La méthodologie de couverture des risques de change mise en évidence plus haut implique que la forte augmentation de la volatilité des actifs (+70% pour les actions et +90% pour les obligations) a conduit à des ajustements plus importants de la couverture des risques de change et donc des coûts de transaction plus élevés dans le deuxième échantillon. Cela correspond à la détérioration observée dans la couverture des risques de change mise en place par les fonds.

Caractéristiques des fonds

Les inefficiences présentées ci-dessus sont connues de nombreux participants au marché et gestionnaires d'actifs qui peuvent en tirer parti. Cela exclut cependant les fonds passifs, car leur tâche est de reproduire la performance de l'indice de référence (et donc la stratégie de couverture des risques de change de celui-ci).

En revanche, les fonds actifs peuvent espérer améliorer leurs performances en adaptant dans une certaine mesure leur processus de couverture, et c'est ce que nous avons observé dans notre échantillon.

La même logique peut s'appliquer aux fonds qui facturent des frais plus élevés sur leur classe d'actions couverte : on s'attend à ce qu'ils fournissent un service de meilleure qualité en échange de ce prix supplémentaire par rapport à la simple reproduction d'une stratégie de couverture inférieure.

Enfin, les fonds d’une certaine taille bénéficient de ressources et d'économies d'échelle plus importantes, leur permettant de réduire leurs coûts de transaction, ce qui se traduit par de meilleures performances par rapport à leurs homologues plus petits.

Conclusion

De par leur facilité d’utilisation, les fonds d'investissement couverts contre les risques de change sont une solution populaire parmi les investisseurs suisses. Cependant, un examen approfondi révèle que leur méthodologie inefficiente ainsi que les coûts de transaction associés ont entraîné une sous-performance continue et significative au cours de la décennie passée.
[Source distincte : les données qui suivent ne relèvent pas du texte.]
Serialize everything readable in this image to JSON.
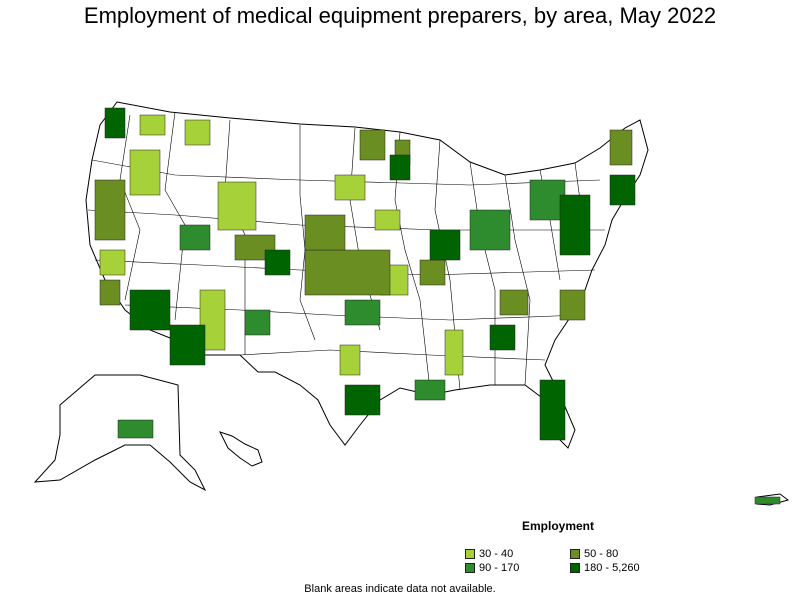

La bonne nouvelle pour les investisseurs est qu'une solution tout aussi simple mais nettement meilleure existe : déléguer la gestion des risques de change à un gestionnaire spécialisé. Ceci permet de concevoir un programme de couverture exhaustif, robuste et efficient à un prix bas et clair. Seul ce niveau de transparence peut démontrer un alignement complet des intérêts avec ceux de l'investisseur.